La pochette, signée comme toujours du graphiste batave Jeroen Advocaat, annonce d’emblée la couleur : on se croirait presque dans un tableau de Hopper avec ces personnages esseulés jouxtant un train de nuit immobilisé au coeur d’une cité moderne, la porte ouverte vers un voyage au long cours à travers un océan de sons. Après une mise en bouche ambient énigmatique lors des deux premières plages, peuplée de divers effets commençant déjà à titiller notre imaginaire, on entre dans le vif du sujet avec The Thing You Hate Me For Is Also a Part of The Rest of Me You Love - candidat sans doute pour le titre de morceau de l’année - où les textures se densifient, s’alourdissent, tout en flottant en dehors du temps qui passe. Le train a quitté la ville, il nous emporte vers un ailleurs enivrant dont on ne perçoit pas encore bien les contours, mais dont on sait dès les premières notes qu’on n’en manquerait la visite pour rien au monde.

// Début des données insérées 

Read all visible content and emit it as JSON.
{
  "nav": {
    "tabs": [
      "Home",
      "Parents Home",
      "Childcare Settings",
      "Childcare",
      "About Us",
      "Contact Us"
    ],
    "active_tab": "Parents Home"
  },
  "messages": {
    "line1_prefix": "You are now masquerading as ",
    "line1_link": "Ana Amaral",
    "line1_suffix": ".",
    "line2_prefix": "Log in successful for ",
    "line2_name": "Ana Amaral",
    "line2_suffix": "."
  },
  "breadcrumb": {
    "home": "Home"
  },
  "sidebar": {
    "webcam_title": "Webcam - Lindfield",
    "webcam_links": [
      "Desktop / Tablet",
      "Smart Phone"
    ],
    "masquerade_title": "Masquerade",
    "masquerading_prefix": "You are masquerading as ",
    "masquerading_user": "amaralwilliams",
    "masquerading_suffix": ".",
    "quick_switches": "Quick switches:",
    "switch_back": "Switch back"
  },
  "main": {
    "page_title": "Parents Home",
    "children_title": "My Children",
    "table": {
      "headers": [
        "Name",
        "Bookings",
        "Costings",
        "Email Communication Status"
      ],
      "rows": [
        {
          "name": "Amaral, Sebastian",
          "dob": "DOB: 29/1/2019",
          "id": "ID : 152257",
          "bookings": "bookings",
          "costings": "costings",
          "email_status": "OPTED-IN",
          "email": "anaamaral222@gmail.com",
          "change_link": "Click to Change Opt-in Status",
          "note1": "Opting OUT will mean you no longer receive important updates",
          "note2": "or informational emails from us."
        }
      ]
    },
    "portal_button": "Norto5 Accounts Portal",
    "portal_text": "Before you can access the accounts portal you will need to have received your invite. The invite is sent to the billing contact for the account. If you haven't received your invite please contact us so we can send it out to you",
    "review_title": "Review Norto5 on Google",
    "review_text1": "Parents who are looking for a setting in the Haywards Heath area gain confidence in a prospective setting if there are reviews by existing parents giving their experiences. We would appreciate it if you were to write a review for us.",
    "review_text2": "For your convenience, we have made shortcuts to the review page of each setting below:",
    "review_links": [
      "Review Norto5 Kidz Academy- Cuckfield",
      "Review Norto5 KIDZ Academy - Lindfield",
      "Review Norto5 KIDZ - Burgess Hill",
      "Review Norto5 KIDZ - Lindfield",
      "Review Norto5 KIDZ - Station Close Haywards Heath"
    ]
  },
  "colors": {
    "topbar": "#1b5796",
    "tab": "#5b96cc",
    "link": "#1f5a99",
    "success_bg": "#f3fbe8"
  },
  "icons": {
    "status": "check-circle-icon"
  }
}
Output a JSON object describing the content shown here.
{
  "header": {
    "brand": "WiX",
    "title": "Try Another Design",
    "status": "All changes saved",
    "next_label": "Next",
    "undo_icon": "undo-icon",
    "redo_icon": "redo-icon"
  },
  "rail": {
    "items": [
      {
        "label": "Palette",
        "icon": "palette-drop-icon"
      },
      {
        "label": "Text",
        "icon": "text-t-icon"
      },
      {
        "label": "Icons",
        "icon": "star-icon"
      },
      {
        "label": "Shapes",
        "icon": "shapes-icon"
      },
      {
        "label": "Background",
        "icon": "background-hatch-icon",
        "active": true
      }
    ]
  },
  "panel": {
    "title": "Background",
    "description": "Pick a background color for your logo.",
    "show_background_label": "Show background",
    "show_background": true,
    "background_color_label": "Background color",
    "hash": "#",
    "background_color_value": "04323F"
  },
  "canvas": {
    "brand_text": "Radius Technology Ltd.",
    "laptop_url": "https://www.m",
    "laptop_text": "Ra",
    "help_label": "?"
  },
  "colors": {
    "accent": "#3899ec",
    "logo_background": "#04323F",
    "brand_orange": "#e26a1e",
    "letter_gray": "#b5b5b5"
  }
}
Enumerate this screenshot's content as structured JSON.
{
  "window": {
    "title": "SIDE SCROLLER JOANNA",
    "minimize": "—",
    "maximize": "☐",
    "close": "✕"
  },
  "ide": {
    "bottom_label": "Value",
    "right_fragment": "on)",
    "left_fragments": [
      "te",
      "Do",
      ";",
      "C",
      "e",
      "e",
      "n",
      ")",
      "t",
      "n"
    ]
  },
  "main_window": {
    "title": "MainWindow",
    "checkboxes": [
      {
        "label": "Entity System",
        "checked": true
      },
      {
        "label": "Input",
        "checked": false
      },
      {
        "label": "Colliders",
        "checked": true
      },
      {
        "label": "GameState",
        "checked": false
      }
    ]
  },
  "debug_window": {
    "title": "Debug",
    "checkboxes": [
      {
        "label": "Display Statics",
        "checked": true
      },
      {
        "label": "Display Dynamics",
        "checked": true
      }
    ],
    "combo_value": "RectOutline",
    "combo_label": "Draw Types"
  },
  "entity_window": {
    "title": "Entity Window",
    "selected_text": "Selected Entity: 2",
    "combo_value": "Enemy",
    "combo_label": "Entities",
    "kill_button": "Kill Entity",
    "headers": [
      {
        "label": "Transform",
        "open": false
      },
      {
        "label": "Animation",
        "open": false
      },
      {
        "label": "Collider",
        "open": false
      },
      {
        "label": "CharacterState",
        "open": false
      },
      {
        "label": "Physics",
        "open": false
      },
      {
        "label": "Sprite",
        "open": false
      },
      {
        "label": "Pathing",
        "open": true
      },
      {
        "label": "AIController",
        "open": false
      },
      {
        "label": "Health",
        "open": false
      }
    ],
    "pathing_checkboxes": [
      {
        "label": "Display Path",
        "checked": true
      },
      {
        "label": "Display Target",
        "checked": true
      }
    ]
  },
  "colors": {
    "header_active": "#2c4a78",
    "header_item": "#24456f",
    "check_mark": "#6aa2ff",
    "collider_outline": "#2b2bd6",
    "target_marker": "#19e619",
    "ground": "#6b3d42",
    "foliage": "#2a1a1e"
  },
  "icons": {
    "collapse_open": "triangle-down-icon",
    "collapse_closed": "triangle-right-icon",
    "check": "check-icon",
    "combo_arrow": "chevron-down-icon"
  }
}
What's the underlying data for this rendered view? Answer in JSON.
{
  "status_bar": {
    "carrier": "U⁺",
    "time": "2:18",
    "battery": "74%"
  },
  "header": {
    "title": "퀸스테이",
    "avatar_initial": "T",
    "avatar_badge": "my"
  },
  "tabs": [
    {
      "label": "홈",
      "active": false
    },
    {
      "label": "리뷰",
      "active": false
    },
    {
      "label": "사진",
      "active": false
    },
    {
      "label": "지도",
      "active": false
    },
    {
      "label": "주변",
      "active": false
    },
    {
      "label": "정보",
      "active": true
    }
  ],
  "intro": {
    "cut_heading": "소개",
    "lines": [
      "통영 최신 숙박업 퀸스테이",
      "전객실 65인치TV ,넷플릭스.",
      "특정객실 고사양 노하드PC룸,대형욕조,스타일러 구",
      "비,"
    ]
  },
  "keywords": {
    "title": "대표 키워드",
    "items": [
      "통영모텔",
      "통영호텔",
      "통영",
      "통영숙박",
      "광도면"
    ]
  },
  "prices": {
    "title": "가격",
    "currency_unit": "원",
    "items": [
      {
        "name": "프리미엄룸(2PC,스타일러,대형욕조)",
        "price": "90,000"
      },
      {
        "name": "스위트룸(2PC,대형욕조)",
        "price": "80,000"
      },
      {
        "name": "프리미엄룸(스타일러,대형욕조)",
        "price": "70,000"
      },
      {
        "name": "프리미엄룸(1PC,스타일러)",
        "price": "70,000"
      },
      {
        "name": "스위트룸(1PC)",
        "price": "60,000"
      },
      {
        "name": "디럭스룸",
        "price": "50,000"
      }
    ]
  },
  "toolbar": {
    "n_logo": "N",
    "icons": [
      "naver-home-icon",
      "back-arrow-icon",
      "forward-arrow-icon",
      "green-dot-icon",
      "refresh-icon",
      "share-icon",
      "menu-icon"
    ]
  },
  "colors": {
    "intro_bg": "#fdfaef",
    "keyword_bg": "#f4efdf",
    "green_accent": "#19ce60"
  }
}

Avec les 12 minutes de Nyt Revisited, on plonge au coeur de la jungle mi-paisible mi-inquiétante que le chef de train Hietala entendait nous faire découvrir. Sur un roulis embrumé, il pose une nappe discrète mais prégnante qu’il agrémente de textures craquelantes qui sont autant de tours de roues nous emportant sur leurs ailes. Nous sommes au coeur du son et du disque, emportés dans un chaud tourbillon. Aux deux-tiers du morceau, un second mouvement s’amorce, fait d’une nappe onctueuse et de petits glitches figurant les balises posées sur notre chemin. Sans doute approche-t-on de la mer, un parfum nous y fait penser. Mais les brumes nous enveloppent et nous rassurent ; le soleil est bien là, qui luit dans la neige.

Car nous avons bien affaire à un disque du nord, la parenté avec le sublime premier album de Yagya, Rhythm of Snow ou avec l’impeccable dernier opus en date de Biosphere Dropsonde se ressent. Variation de climats toujours avec Frame Math, long en bouche, subtile et contemplative mélopée ambient cédant la place à mi-parcours à de sourds craquements. Le train est sans doute entré dans un tunnel : ombre et lumière, vastes étendues auquel succède un confinement au coin du feu. On ne peut que constater la maîtrise dont fait preuve Juho Hietala dans la confection d’ambiances variées, délicates, puissantes et surtout éminemment évocatrices. Ce n’est pas tous les jours qu’on a le rare plaisir d’être confronté à une oeuvre aussi subtile et travaillée, plaçant en éveil tous les sens, nous extrayant de la gangue du quotidien pour nous propulser en quelques battements de textures complètement ailleurs. Seule la musique électronique permet de tels voyages.

Avec Revelation 21:1, le propos s’apaise, rassure mais fait frissonner, telle une ample brise marine. Le morceau est construit autour d’une nappe implacable, en flux et reflux. Sans s’en apercevoir, on amorce la pénultième étape de notre périple avec Spring/Summer et son atmosphère plus chaude, plus organique, mais tout aussi enivrante. C’était peut-être un voyage de nuit et notre train, engourdi, voit poindre la lueur du matin. Le trajet s’achève avec l’intense A Song for Jonas, archétype de ce que peut être une montée ambient en tension à couper le souffle, jusqu’à son terme qui assomme et soulage tout à la fois. Les machines s’arrêtent, les voyageurs descendent mais ne sont pas prêts d’oublier l’expérience qu’ils viennent de vivre.

Incontestablement l’une des oeuvres les plus marquantes de 2006, cet album envoûtant confirme le talent impressionnant de son jeune auteur qui nous offre ici un enivrant tourbillon de sons impeccablement construit et soigné.